Snow White and the Huntsman (PG-13)
The legendary tale is now an action-adventure epic filled with intense battles and spectacular visual effects. Starring Charlize Theron, Kristen Stewart and Chris Hemsworth.
This is more along the lines of The Lord of the Rings trilogy in terms of look and feel. It follows the loose outlines of the original story, but dispenses with the dwarves, inserts some court intrigue, and turns Snow White into the brave hero of the tale.
Snow White: A Tale of Terror (R)
If you thought Snow White was only a fairy tale, you’re about to discover the truth, but lock up your children first. The real tale of Snow White, starring Sigourney Waver and Sam Neill, is a tale of relentless terror and unimaginable horror. When young Lillian’s mother dies during childbirth, the father soon re-marries the well-intentioned Lady Claudia.
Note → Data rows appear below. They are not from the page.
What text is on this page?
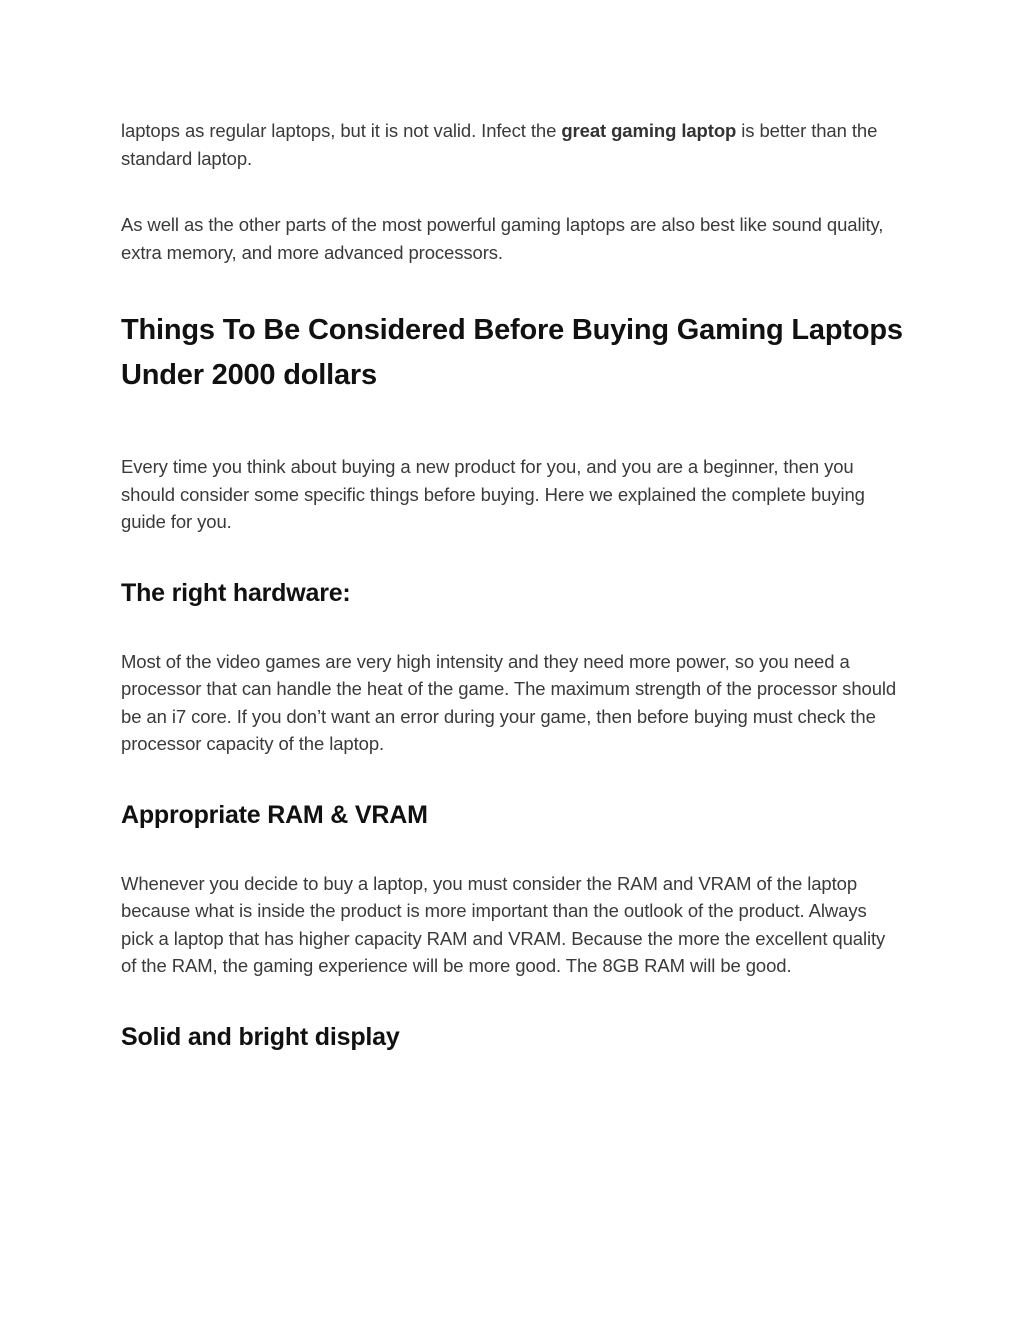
laptops as regular laptops, but it is not valid. Infect the great gaming laptop is better than the standard laptop.

As well as the other parts of the most powerful gaming laptops are also best like sound quality, extra memory, and more advanced processors.

Things To Be Considered Before Buying Gaming Laptops Under 2000 dollars

Every time you think about buying a new product for you, and you are a beginner, then you should consider some specific things before buying. Here we explained the complete buying guide for you.

The right hardware:

Most of the video games are very high intensity and they need more power, so you need a processor that can handle the heat of the game. The maximum strength of the processor should be an i7 core. If you don’t want an error during your game, then before buying must check the processor capacity of the laptop.

Appropriate RAM & VRAM

Whenever you decide to buy a laptop, you must consider the RAM and VRAM of the laptop because what is inside the product is more important than the outlook of the product. Always pick a laptop that has higher capacity RAM and VRAM. Because the more the excellent quality of the RAM, the gaming experience will be more good. The 8GB RAM will be good.

Solid and bright display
This is a gothic horror take on Snow White, and as such it aims to be grittier and darker, much more in line with the original fairy tale. Here, it’s not just an evil stepmother Snow White has to fear. The special effects in this 1997 production may seem a bit dated by today’s standards, but the first-rate stars definitely elevate the material, as does a script that aims for less fantasy and more realism.